The GOPConvention chat, on the other hand, was more unfiltered, lurid and juvenile when it came to women, with users openly fantasizing about Melania’s feet as she spoke, or expressing happiness that Kayleigh McEnany was now Trump’s press secretary.
Commenters also disparaged speakers from all angles, chastising former United Nations Ambassador Nikki Haley, a possible 2024 presidential contender, for her lack of MAGA fealty, mocking Trump’s son Donald Trump Jr. for his “drawn on” beard, and dismissing Mark and Patricia McCloskey, the St. Louis couple who went viral when they waved guns at Black Lives Matter protesters outside their home. “Lock these clowns up,” wrote user NotYourAverageTrumper.
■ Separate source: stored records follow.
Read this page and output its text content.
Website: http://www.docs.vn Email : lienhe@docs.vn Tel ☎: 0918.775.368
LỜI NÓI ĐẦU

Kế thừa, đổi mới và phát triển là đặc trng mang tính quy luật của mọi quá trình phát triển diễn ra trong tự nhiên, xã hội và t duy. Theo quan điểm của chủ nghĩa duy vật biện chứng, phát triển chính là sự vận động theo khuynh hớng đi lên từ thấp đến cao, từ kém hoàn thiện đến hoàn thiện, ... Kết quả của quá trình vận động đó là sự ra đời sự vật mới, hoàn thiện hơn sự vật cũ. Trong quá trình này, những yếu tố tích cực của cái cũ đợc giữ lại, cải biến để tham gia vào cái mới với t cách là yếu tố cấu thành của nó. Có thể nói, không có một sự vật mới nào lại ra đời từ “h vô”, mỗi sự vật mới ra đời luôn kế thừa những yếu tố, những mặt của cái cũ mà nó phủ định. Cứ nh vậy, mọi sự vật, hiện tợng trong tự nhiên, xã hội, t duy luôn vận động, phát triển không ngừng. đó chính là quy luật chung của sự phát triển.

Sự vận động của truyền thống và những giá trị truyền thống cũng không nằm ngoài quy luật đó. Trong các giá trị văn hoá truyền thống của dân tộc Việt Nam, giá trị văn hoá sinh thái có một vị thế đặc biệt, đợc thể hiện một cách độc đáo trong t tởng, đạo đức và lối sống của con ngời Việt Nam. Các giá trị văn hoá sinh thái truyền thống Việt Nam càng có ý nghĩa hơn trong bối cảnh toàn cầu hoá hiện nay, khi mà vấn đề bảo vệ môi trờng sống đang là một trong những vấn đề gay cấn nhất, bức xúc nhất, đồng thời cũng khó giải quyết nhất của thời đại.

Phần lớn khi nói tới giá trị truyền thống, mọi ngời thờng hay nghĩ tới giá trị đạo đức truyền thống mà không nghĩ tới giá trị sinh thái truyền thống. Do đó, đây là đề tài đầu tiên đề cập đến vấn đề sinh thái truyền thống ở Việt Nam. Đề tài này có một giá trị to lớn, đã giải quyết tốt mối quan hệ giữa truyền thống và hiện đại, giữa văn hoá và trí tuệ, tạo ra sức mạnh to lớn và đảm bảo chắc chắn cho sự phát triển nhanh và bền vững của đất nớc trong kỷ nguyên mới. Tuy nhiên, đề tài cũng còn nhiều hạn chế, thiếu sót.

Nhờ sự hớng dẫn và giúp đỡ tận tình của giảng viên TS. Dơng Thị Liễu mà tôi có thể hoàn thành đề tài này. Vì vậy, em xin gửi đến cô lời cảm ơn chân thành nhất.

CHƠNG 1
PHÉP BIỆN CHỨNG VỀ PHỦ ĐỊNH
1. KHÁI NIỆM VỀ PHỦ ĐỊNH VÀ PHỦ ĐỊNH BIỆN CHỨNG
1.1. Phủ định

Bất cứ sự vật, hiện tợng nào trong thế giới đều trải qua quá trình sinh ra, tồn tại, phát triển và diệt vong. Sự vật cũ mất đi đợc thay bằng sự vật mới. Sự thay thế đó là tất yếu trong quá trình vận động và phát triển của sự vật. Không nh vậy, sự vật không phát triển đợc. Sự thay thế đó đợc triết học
And “shitposting” — the art of posting low-quality, unrelated comments intended to derail conversations, such as “JEB 2020,” “trump trump trump trump trump,” or “play tony hawk” — was rampant.
It’s that quality of commentary, Nicole said, that suggests the far-right was not as massive on Twitch as it is on YouTube, Twitch’s biggest livestreaming competitor, which has in recent years struggled with the proliferation of conspiracy theories and offensive content on the site. Notably, the convention turned off live comments on its YouTube livestream.
But the large Twitch audience does speak to how well the Trump campaign has won over a segment of younger people, Nicole said.
“I don’t think it’s as large as their loudness makes it seem,” she said. “I think that they are the minority on Twitch, at least. But that’s my gut feeling. They are very loud, though.”